The national pay tribunal in 2012 awarded the community sector's mostly female workforce wage rises of 19 to 41 per cent, phased in over eight years, in recognition that their work had been undervalued because of their gender.
Southern Youth and Family Services chief executive Narelle Clay (r) and youth worker Amy Hans are worried about the future of government funding for community services.Credit:Rhett Wyman
The final stage of the increase, most of which is covered by state and federal governments that fund many of the programs in the sector, comes into effect in December.
But a dedicated pot of money for community organisations dependent on federal support – the SACS Special Account – will run dry next year unless it is renewed at a cost of about $576 million annually.
Research by the left wing Australia Institute think tank forecasts this could result in 12,000 job losses or effective pay cuts per worker of up to $15,000 a year.
Australian Services Union NSW branch secretary Natalie Lang said next month's federal budget was a key date for funding because community organisations were already being asked to sign multi-year contracts without the additional money.

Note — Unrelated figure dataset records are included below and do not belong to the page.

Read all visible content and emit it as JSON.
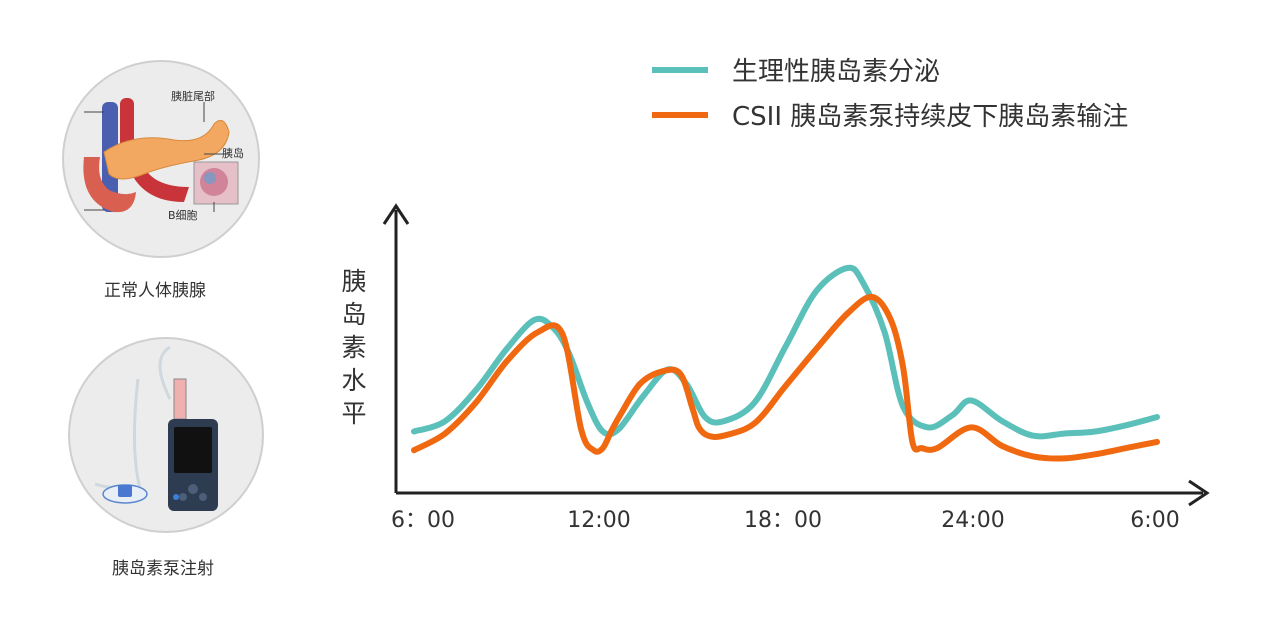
{
  "left_panel": {
    "pancreas": {
      "caption": "正常人体胰腺",
      "labels": {
        "tail": "胰脏尾部",
        "islet": "胰岛",
        "beta_cell": "B细胞"
      }
    },
    "pump": {
      "caption": "胰岛素泵注射"
    }
  },
  "chart_data": {
    "type": "line",
    "title": "",
    "xlabel": "",
    "ylabel": "胰岛素水平",
    "ylabel_chars": [
      "胰",
      "岛",
      "素",
      "水",
      "平"
    ],
    "x_tick_labels": [
      "6：00",
      "12:00",
      "18：00",
      "24:00",
      "6:00"
    ],
    "x": [
      6,
      8,
      10,
      12,
      14,
      15,
      16,
      18,
      20,
      21,
      22,
      24,
      26,
      28,
      30
    ],
    "xlim": [
      6,
      30
    ],
    "ylim": [
      0,
      10
    ],
    "grid": false,
    "legend_position": "top-right",
    "series": [
      {
        "name": "生理性胰岛素分泌",
        "color": "#5bbfba",
        "x": [
          6,
          7,
          8,
          9,
          9.9,
          10.5,
          11,
          11.6,
          12.1,
          12.6,
          13.4,
          14.2,
          14.8,
          15.4,
          16,
          17,
          18,
          19,
          20,
          20.5,
          21.2,
          21.8,
          22.6,
          23.4,
          24,
          25,
          26,
          27,
          28,
          29,
          30
        ],
        "values": [
          2.1,
          2.6,
          4.1,
          6.1,
          7.5,
          7.1,
          5.9,
          3.5,
          2.1,
          2.2,
          3.8,
          5.1,
          4.4,
          2.8,
          2.6,
          3.5,
          6.2,
          8.9,
          10.0,
          9.3,
          6.9,
          3.3,
          2.3,
          2.9,
          3.6,
          2.6,
          1.9,
          2.0,
          2.1,
          2.4,
          2.8
        ]
      },
      {
        "name": "CSII 胰岛素泵持续皮下胰岛素输注",
        "color": "#f06810",
        "x": [
          6,
          7,
          8,
          9,
          10,
          10.8,
          11.4,
          11.8,
          12.1,
          12.4,
          12.7,
          13.3,
          14,
          14.6,
          15,
          15.2,
          15.5,
          16,
          17,
          18,
          19,
          20,
          20.8,
          21.4,
          21.8,
          22.1,
          22.4,
          22.9,
          24,
          25,
          26,
          27,
          28,
          29,
          30
        ],
        "values": [
          1.2,
          2.0,
          3.5,
          5.5,
          6.9,
          6.8,
          2.2,
          1.2,
          1.3,
          2.2,
          3.0,
          4.4,
          5.0,
          4.9,
          3.2,
          2.3,
          1.9,
          1.9,
          2.5,
          4.3,
          6.1,
          7.8,
          8.6,
          7.5,
          5.2,
          1.6,
          1.3,
          1.3,
          2.3,
          1.4,
          0.9,
          0.8,
          1.0,
          1.3,
          1.6
        ]
      }
    ]
  }
}
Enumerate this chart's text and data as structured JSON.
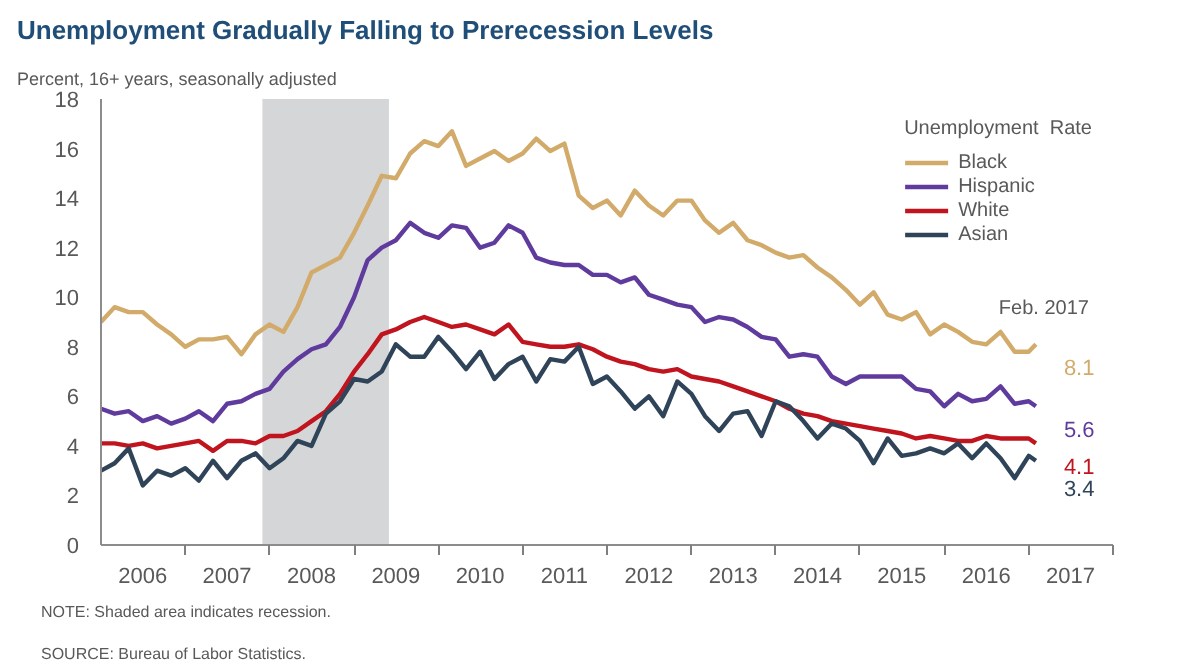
{
  "chart_data": {
    "type": "line",
    "title": "Unemployment Gradually Falling to Prerecession Levels",
    "subtitle": "Percent, 16+ years, seasonally adjusted",
    "x": [
      "2006-01",
      "2006-03",
      "2006-05",
      "2006-07",
      "2006-09",
      "2006-11",
      "2007-01",
      "2007-03",
      "2007-05",
      "2007-07",
      "2007-09",
      "2007-11",
      "2008-01",
      "2008-03",
      "2008-05",
      "2008-07",
      "2008-09",
      "2008-11",
      "2009-01",
      "2009-03",
      "2009-05",
      "2009-07",
      "2009-09",
      "2009-11",
      "2010-01",
      "2010-03",
      "2010-05",
      "2010-07",
      "2010-09",
      "2010-11",
      "2011-01",
      "2011-03",
      "2011-05",
      "2011-07",
      "2011-09",
      "2011-11",
      "2012-01",
      "2012-03",
      "2012-05",
      "2012-07",
      "2012-09",
      "2012-11",
      "2013-01",
      "2013-03",
      "2013-05",
      "2013-07",
      "2013-09",
      "2013-11",
      "2014-01",
      "2014-03",
      "2014-05",
      "2014-07",
      "2014-09",
      "2014-11",
      "2015-01",
      "2015-03",
      "2015-05",
      "2015-07",
      "2015-09",
      "2015-11",
      "2016-01",
      "2016-03",
      "2016-05",
      "2016-07",
      "2016-09",
      "2016-11",
      "2017-01",
      "2017-02"
    ],
    "series": [
      {
        "name": "Black",
        "color": "#d2ab6b",
        "values": [
          9.0,
          9.6,
          9.4,
          9.4,
          8.9,
          8.5,
          8.0,
          8.3,
          8.3,
          8.4,
          7.7,
          8.5,
          8.9,
          8.6,
          9.6,
          11.0,
          11.3,
          11.6,
          12.6,
          13.7,
          14.9,
          14.8,
          15.8,
          16.3,
          16.1,
          16.7,
          15.3,
          15.6,
          15.9,
          15.5,
          15.8,
          16.4,
          15.9,
          16.2,
          14.1,
          13.6,
          13.9,
          13.3,
          14.3,
          13.7,
          13.3,
          13.9,
          13.9,
          13.1,
          12.6,
          13.0,
          12.3,
          12.1,
          11.8,
          11.6,
          11.7,
          11.2,
          10.8,
          10.3,
          9.7,
          10.2,
          9.3,
          9.1,
          9.4,
          8.5,
          8.9,
          8.6,
          8.2,
          8.1,
          8.6,
          7.8,
          7.8,
          8.1
        ],
        "value_labels": [
          null,
          null,
          null,
          null,
          null,
          null,
          null,
          null,
          null,
          null,
          null,
          null,
          null,
          null,
          null,
          null,
          null,
          null,
          null,
          null,
          null,
          null,
          null,
          null,
          null,
          null,
          null,
          null,
          null,
          null,
          null,
          null,
          null,
          null,
          null,
          null,
          null,
          null,
          null,
          null,
          null,
          null,
          null,
          null,
          null,
          null,
          null,
          null,
          null,
          null,
          null,
          null,
          null,
          null,
          null,
          null,
          null,
          null,
          null,
          null,
          null,
          null,
          null,
          null,
          null,
          null,
          null,
          "8.1"
        ]
      },
      {
        "name": "Hispanic",
        "color": "#5f3b9e",
        "values": [
          5.5,
          5.3,
          5.4,
          5.0,
          5.2,
          4.9,
          5.1,
          5.4,
          5.0,
          5.7,
          5.8,
          6.1,
          6.3,
          7.0,
          7.5,
          7.9,
          8.1,
          8.8,
          10.0,
          11.5,
          12.0,
          12.3,
          13.0,
          12.6,
          12.4,
          12.9,
          12.8,
          12.0,
          12.2,
          12.9,
          12.6,
          11.6,
          11.4,
          11.3,
          11.3,
          10.9,
          10.9,
          10.6,
          10.8,
          10.1,
          9.9,
          9.7,
          9.6,
          9.0,
          9.2,
          9.1,
          8.8,
          8.4,
          8.3,
          7.6,
          7.7,
          7.6,
          6.8,
          6.5,
          6.8,
          6.8,
          6.8,
          6.8,
          6.3,
          6.2,
          5.6,
          6.1,
          5.8,
          5.9,
          6.4,
          5.7,
          5.8,
          5.6
        ],
        "value_labels": [
          null,
          null,
          null,
          null,
          null,
          null,
          null,
          null,
          null,
          null,
          null,
          null,
          null,
          null,
          null,
          null,
          null,
          null,
          null,
          null,
          null,
          null,
          null,
          null,
          null,
          null,
          null,
          null,
          null,
          null,
          null,
          null,
          null,
          null,
          null,
          null,
          null,
          null,
          null,
          null,
          null,
          null,
          null,
          null,
          null,
          null,
          null,
          null,
          null,
          null,
          null,
          null,
          null,
          null,
          null,
          null,
          null,
          null,
          null,
          null,
          null,
          null,
          null,
          null,
          null,
          null,
          null,
          "5.6"
        ]
      },
      {
        "name": "White",
        "color": "#c0141e",
        "values": [
          4.1,
          4.1,
          4.0,
          4.1,
          3.9,
          4.0,
          4.1,
          4.2,
          3.8,
          4.2,
          4.2,
          4.1,
          4.4,
          4.4,
          4.6,
          5.0,
          5.4,
          6.1,
          7.0,
          7.7,
          8.5,
          8.7,
          9.0,
          9.2,
          9.0,
          8.8,
          8.9,
          8.7,
          8.5,
          8.9,
          8.2,
          8.1,
          8.0,
          8.0,
          8.1,
          7.9,
          7.6,
          7.4,
          7.3,
          7.1,
          7.0,
          7.1,
          6.8,
          6.7,
          6.6,
          6.4,
          6.2,
          6.0,
          5.8,
          5.5,
          5.3,
          5.2,
          5.0,
          4.9,
          4.8,
          4.7,
          4.6,
          4.5,
          4.3,
          4.4,
          4.3,
          4.2,
          4.2,
          4.4,
          4.3,
          4.3,
          4.3,
          4.1
        ],
        "value_labels": [
          null,
          null,
          null,
          null,
          null,
          null,
          null,
          null,
          null,
          null,
          null,
          null,
          null,
          null,
          null,
          null,
          null,
          null,
          null,
          null,
          null,
          null,
          null,
          null,
          null,
          null,
          null,
          null,
          null,
          null,
          null,
          null,
          null,
          null,
          null,
          null,
          null,
          null,
          null,
          null,
          null,
          null,
          null,
          null,
          null,
          null,
          null,
          null,
          null,
          null,
          null,
          null,
          null,
          null,
          null,
          null,
          null,
          null,
          null,
          null,
          null,
          null,
          null,
          null,
          null,
          null,
          null,
          "4.1"
        ]
      },
      {
        "name": "Asian",
        "color": "#2f4459",
        "values": [
          3.0,
          3.3,
          3.9,
          2.4,
          3.0,
          2.8,
          3.1,
          2.6,
          3.4,
          2.7,
          3.4,
          3.7,
          3.1,
          3.5,
          4.2,
          4.0,
          5.3,
          5.8,
          6.7,
          6.6,
          7.0,
          8.1,
          7.6,
          7.6,
          8.4,
          7.8,
          7.1,
          7.8,
          6.7,
          7.3,
          7.6,
          6.6,
          7.5,
          7.4,
          8.0,
          6.5,
          6.8,
          6.2,
          5.5,
          6.0,
          5.2,
          6.6,
          6.1,
          5.2,
          4.6,
          5.3,
          5.4,
          4.4,
          5.8,
          5.6,
          5.0,
          4.3,
          4.9,
          4.7,
          4.2,
          3.3,
          4.3,
          3.6,
          3.7,
          3.9,
          3.7,
          4.1,
          3.5,
          4.1,
          3.5,
          2.7,
          3.6,
          3.4
        ],
        "value_labels": [
          null,
          null,
          null,
          null,
          null,
          null,
          null,
          null,
          null,
          null,
          null,
          null,
          null,
          null,
          null,
          null,
          null,
          null,
          null,
          null,
          null,
          null,
          null,
          null,
          null,
          null,
          null,
          null,
          null,
          null,
          null,
          null,
          null,
          null,
          null,
          null,
          null,
          null,
          null,
          null,
          null,
          null,
          null,
          null,
          null,
          null,
          null,
          null,
          null,
          null,
          null,
          null,
          null,
          null,
          null,
          null,
          null,
          null,
          null,
          null,
          null,
          null,
          null,
          null,
          null,
          null,
          null,
          "3.4"
        ]
      }
    ],
    "xlim": [
      "2006-01",
      "2018-01"
    ],
    "xticks": [
      {
        "value": "2006-07",
        "label": "2006"
      },
      {
        "value": "2007-07",
        "label": "2007"
      },
      {
        "value": "2008-07",
        "label": "2008"
      },
      {
        "value": "2009-07",
        "label": "2009"
      },
      {
        "value": "2010-07",
        "label": "2010"
      },
      {
        "value": "2011-07",
        "label": "2011"
      },
      {
        "value": "2012-07",
        "label": "2012"
      },
      {
        "value": "2013-07",
        "label": "2013"
      },
      {
        "value": "2014-07",
        "label": "2014"
      },
      {
        "value": "2015-07",
        "label": "2015"
      },
      {
        "value": "2016-07",
        "label": "2016"
      },
      {
        "value": "2017-07",
        "label": "2017"
      },
      {
        "value": "2007-01",
        "label": null
      },
      {
        "value": "2008-01",
        "label": null
      },
      {
        "value": "2009-01",
        "label": null
      },
      {
        "value": "2010-01",
        "label": null
      },
      {
        "value": "2011-01",
        "label": null
      },
      {
        "value": "2012-01",
        "label": null
      },
      {
        "value": "2013-01",
        "label": null
      },
      {
        "value": "2014-01",
        "label": null
      },
      {
        "value": "2015-01",
        "label": null
      },
      {
        "value": "2016-01",
        "label": null
      },
      {
        "value": "2017-01",
        "label": null
      },
      {
        "value": "2018-01",
        "label": null
      }
    ],
    "ylim": [
      0,
      18
    ],
    "yticks": [
      0,
      2,
      4,
      6,
      8,
      10,
      12,
      14,
      16,
      18
    ],
    "bands": [
      {
        "axis": "x",
        "from": "2007-12",
        "to": "2009-06",
        "color": "#d5d6d8"
      }
    ],
    "legend": "top right",
    "legend_title": "Unemployment  Rate",
    "grid": false,
    "marker": "none",
    "line_style": "solid",
    "annotations": [
      "Feb. 2017",
      "NOTE: Shaded area indicates recession.",
      "SOURCE: Bureau of Labor Statistics."
    ]
  }
}
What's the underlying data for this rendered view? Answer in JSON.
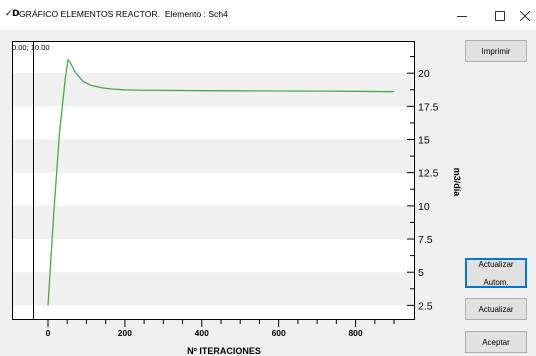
{
  "window": {
    "app_icon_text": "✓D",
    "title": "GRÁFICO ELEMENTOS REACTOR.",
    "element_label": "Elemento :",
    "element_value": "Sch4",
    "minimize_icon": "minimize-icon",
    "maximize_icon": "maximize-icon",
    "close_icon": "close-icon"
  },
  "buttons": {
    "print": "Imprimir",
    "auto_update_line1": "Actualizar",
    "auto_update_line2": "Autom.",
    "update": "Actualizar",
    "accept": "Aceptar"
  },
  "colors": {
    "series": "#4aa84a",
    "stripe": "#f0f0f0",
    "focus": "#0078d7"
  },
  "chart_data": {
    "type": "line",
    "corner_readout": "0.00; 10.00",
    "xlabel": "Nº ITERACIONES",
    "ylabel": "m3/día",
    "xlim": [
      0,
      950
    ],
    "ylim": [
      2.0,
      22.5
    ],
    "x_ticks": [
      "0",
      "200",
      "400",
      "600",
      "800"
    ],
    "x_tick_values": [
      0,
      200,
      400,
      600,
      800
    ],
    "y_ticks": [
      "2.5",
      "5",
      "7.5",
      "10",
      "12.5",
      "15",
      "17.5",
      "20"
    ],
    "y_tick_values": [
      2.5,
      5,
      7.5,
      10,
      12.5,
      15,
      17.5,
      20
    ],
    "grid": false,
    "series": [
      {
        "x": [
          0,
          15,
          30,
          45,
          52,
          58,
          70,
          90,
          110,
          140,
          170,
          200,
          250,
          300,
          400,
          500,
          600,
          700,
          800,
          900
        ],
        "y": [
          2.5,
          9.5,
          15.5,
          19.6,
          21.0,
          20.8,
          20.1,
          19.4,
          19.1,
          18.9,
          18.8,
          18.75,
          18.7,
          18.7,
          18.68,
          18.67,
          18.66,
          18.65,
          18.63,
          18.6
        ]
      }
    ]
  }
}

"It will definitely set the progress that has been made in this sector on closing the gender pay gap back [if the funding is not renewed] and that will have a flow-on effect to gender pay equality in Australia," Ms Lang said.
Economist Jim Stanford, author of the research paper, estimates about 57,400 workers are dependent on the federal funding.
Pay levels are set in the award so they cannot be changed directly but Dr Stanford argues employers could put staff on lower duties, use more contractors and cut back on allowances if the federal government funding isn't continued.
Social Services Minister Anne Ruston said she was in discussions with the sector about what to do with the special funding from next year.
'It will definitely set the progress that has been made in this sector on closing the gender pay gap back [if the funding is not renewed].'
"I have made a commitment to work with the sector on how to … best ensure the long-term sustainability of our social services system in a way that delivers real and long-lasting benefits for those who need its support," Senator Ruston said.
"As the government has demonstrated through our response to COVID-19, we are absolutely committed to supporting jobs and keeping people connected to the workforce and decisions we make will be informed by those priorities."
Narelle Clay, chief executive of Southern Youth and Family Services, which operates in the bushfire-ravaged southern region of NSW, said her staff were struggling with uncertainty.
"That's doing terrible things to their mental health, to their morale and to agencies' planning going forward if you're afraid you'll have a terrible cut to your budget," Ms Clay said, who is also an ASU official.
She believes about a third of the staff on the Commonwealth-funded programs her organisation delivers, which include help to people battling homelessness and working through family breakdowns, will be at risk if the funding disappears.
Most social organisations are dependent on government funding and state governments have largely agreed to continue funding their share of the wage increases.
The peak industry body, the Australian Council of Social Service, said the pandemic had increased demand for community support, which made it a bad time for uncertainty over funding.